I am wondering why the shop seems to value it at £80.
The shop isn't valuing the piece, per se, they are selling it at the retail price; you might just as well ask why does anything cost anything, or why do people buy expensive items when there are cheap alternatives? A Bic biro costs pennies, and a Mont Blanc pen doesn't, but people buy one or the other, or both.
Surely someone could just search for a high res image of the same picture and print it themselves?
Well, while that may appear self evident, it's not a line we will pursue here as we aren't going to re-hash the whole intellectual property, what one can and can't do in terms of copyright, etc. - there are already many discussions about that. Suffice to say, we don't condone piracy in any form, you *could* just go to the library and photocopy the books, but a) that would be wrong, b) it would be tedious, and c) you like to own the "real" books. Some people like to own "real" lithographs. Horses for courses.
(Actually, such is the value in such items that many reputable repro shops will not allow you to make a copy of decorative items, such as magazine covers and record sleeves, especially on a scale for display, if you can't prove that you have the right to do so.)
does this mean that it's come from the same printing block that was used to print the original
Printing plates are in and of themselves copies too, so it's opening up a whole raft of questions about authenticity and originality, which probably demands a term at philosophy school to debate. How we attach worth and value to things is entirely a cultural fiction - one that we tend to agree on, as a group, but which might, if looked at by an outsider, be impenetrable.

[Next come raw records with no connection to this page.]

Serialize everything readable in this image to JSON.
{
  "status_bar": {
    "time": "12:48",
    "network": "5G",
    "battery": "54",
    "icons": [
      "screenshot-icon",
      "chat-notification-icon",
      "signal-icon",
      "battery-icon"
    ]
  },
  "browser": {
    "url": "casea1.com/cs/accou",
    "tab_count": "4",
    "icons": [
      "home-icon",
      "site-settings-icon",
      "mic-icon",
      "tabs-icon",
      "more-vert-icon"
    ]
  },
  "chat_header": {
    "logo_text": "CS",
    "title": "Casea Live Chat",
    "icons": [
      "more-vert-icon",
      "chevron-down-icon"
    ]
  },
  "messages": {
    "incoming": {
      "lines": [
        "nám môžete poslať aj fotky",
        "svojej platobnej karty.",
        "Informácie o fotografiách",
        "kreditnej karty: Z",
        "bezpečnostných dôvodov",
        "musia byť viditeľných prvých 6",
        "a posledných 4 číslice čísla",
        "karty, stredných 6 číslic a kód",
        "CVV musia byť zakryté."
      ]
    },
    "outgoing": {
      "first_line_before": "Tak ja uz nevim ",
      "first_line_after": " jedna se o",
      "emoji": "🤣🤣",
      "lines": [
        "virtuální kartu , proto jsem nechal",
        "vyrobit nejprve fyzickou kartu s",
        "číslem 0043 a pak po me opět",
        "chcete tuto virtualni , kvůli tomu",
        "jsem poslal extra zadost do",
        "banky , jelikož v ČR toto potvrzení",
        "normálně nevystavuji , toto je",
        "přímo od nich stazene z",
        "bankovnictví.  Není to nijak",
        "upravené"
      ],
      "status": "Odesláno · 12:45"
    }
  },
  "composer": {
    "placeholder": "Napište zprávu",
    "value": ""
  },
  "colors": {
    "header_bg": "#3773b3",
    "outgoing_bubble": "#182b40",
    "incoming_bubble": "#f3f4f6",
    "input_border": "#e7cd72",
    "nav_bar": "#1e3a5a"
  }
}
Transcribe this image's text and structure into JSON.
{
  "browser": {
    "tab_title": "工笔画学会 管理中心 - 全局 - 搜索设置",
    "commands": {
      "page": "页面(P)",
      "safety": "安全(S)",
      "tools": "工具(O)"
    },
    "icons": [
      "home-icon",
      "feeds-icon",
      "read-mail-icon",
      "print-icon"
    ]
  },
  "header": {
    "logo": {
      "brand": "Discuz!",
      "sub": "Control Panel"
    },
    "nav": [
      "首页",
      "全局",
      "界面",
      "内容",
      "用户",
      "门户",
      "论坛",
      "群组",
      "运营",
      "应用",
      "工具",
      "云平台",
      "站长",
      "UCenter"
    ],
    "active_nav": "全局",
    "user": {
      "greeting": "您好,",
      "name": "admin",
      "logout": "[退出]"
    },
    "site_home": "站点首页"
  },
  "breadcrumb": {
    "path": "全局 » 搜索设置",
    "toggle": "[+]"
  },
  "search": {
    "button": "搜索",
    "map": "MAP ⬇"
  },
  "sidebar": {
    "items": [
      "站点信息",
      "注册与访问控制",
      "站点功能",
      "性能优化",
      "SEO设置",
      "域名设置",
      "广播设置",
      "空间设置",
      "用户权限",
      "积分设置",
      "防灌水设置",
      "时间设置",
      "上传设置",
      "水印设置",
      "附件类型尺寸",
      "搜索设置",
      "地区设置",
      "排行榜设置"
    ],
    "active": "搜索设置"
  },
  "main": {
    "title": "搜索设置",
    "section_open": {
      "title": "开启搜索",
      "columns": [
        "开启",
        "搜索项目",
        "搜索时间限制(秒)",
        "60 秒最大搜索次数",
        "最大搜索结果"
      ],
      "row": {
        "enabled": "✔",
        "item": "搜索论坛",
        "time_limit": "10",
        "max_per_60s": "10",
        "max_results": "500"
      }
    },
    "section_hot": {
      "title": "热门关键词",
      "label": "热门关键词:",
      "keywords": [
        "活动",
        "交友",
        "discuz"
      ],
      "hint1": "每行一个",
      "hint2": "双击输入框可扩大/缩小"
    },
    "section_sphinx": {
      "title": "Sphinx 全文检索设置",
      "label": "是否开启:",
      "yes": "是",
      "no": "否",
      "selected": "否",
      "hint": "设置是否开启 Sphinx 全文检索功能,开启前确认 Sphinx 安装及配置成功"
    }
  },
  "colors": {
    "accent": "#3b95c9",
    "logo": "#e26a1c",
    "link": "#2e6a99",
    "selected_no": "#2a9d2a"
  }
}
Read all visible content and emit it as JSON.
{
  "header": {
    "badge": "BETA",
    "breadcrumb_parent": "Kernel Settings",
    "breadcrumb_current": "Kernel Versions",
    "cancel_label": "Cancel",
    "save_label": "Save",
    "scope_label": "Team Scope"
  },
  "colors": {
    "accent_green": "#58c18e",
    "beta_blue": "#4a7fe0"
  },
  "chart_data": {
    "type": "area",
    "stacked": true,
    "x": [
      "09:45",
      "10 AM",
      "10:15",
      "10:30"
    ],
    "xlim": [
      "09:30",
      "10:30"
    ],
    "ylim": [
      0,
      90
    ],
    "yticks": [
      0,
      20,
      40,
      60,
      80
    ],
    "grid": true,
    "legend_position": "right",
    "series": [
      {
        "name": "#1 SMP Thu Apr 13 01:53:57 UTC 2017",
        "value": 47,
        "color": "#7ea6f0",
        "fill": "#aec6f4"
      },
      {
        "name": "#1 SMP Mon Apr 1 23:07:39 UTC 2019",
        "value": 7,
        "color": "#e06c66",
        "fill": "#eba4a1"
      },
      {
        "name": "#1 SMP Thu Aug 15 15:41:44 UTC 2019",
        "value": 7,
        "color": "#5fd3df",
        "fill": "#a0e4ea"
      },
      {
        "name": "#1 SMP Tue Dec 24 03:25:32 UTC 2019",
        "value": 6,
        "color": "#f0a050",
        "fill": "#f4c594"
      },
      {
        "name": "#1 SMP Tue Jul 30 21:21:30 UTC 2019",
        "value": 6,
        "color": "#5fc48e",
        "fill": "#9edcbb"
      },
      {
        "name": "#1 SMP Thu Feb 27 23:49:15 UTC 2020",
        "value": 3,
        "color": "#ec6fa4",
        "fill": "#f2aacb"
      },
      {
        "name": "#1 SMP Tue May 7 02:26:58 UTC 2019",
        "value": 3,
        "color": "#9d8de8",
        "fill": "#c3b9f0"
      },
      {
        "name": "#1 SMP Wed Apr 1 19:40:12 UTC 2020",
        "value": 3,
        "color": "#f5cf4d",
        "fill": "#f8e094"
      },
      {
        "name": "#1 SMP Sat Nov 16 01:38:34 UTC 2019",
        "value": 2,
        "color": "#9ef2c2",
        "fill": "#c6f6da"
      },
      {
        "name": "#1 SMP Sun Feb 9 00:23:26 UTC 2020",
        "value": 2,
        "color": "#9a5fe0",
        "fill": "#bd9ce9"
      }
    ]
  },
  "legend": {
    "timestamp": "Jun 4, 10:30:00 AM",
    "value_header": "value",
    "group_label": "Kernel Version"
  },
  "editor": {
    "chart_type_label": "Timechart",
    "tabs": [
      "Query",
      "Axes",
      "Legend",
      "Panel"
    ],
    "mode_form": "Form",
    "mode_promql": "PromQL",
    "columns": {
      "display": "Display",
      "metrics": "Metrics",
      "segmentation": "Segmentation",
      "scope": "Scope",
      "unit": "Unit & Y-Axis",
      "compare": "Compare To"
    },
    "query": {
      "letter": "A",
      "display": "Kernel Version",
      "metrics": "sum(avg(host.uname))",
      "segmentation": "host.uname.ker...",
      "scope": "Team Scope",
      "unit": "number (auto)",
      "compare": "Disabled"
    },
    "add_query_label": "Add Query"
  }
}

For instance, an example from the philosopher and writer Umberto Eco: we use paper money, which we agree has a value - £5, for example. It may only have cost pennies to produce, in terms of labour, materials, overheads on presses, premises and transport, etc., but we, as a group, say it is £5. I can give you my piece of inky paper (or plastic) with a notional value of £5, and you will give me real things to which we also agree to have attached the value of £5. But it can only be specific pieces of inky paper/ plastic, with the ink arranged in specific patterns, and made by specific people under specific purposes, or it won't work: I could assemble the exact same elements in a different way, and it wouldn't
be worth £5.
No matter how uniform, or how many, or how I protest, society dictates that it isn't £5, like all the other uniform, numerous pieces of inky paper/ plastic made by the Mint. They are all worth £5...However...
, society *also* operates a double standard, because if I had the first
£5 note produced, it instantly takes on a value of *more* than £5, because someone somewhere ascribes that "fisrtness" an extra value: I couldn't take it to the shops and transact a purchase and automatically expect to get more goods with it - but I could find someone who might give me two (or more) of *their* £5 notes for my one note.
So the reason why the lithograph is more expensive than you might want to pay, is that there people to whom the fact that this piece of inky paper has been made in a certain way, from certain elements, by certain people in a certain quantity adds value and worth - over and above the "value" of those parts.
You yourself talk of the expense of buying first edition books, attributing to them an arbitrary value over similar but not first edition volumes: but first editions are often the biggest and most widely sold edition there is - second or third editions might be far scarcer. But less valued. And really not different. That's a head-scratcher.
would the printing block likely not be from the original?
Not sure of your exact meaning: all prints of Hergé's work will always have been at several times remove from the original art - Hergé himself actually worked in the repro department of his paper before he began his career as a cartoonist there, and he will have been making copies of other people's artwork to be turned into plates from which further duplicate plates would be made (for use on multiple presses) to print what was seen in the paper at several removes from the artist's pen.
I don't know how the print you link to has been made, but the image is unlikely to be from a period printing plate - those will most likely be long gone (the constant churning out of papers day after day wouldn't make that practical), and if any survive it would be a fluke. The other thing is that it is an image of a cover, not just the cover image - it looks like the cover of an actual Petit Vingtième
, inset on a white sheet. So I imagine that if it isn't a high resolution scan of a vintage print copy, it's a modern fabrication, with a scan of the art placed in position on a scan of a sheet of aged paper, or simulation thereof, to look like a slightly foxed original cover.
Can someone educate me on lithographs
I think you'll need to read up on that outside of here, it's a long and non-Tintin specific sort of thing.
Lithography as a means of creating collectible prints is a long and specialist part of art history, and it has become slightly bent out of shape over the years with many arguments about what constitutes "true" lithography, and how "limited" a limited edition should be, etc.
Some look on it as an art form in and of itself, with an artist working directly on the printing stone, and thus any print is unique in its manufacture; others include photo-lithography as a high-quality means of producing many uniform copies.
In this case, I would suggest, the separate elements are brought together to form an artful design, centering on an iconic image by a celebrated artist who's work has commercial value and a distinctive style, in an edition with the trappings of exclusivity about it, to sell to people who want stylish design elements in their decor.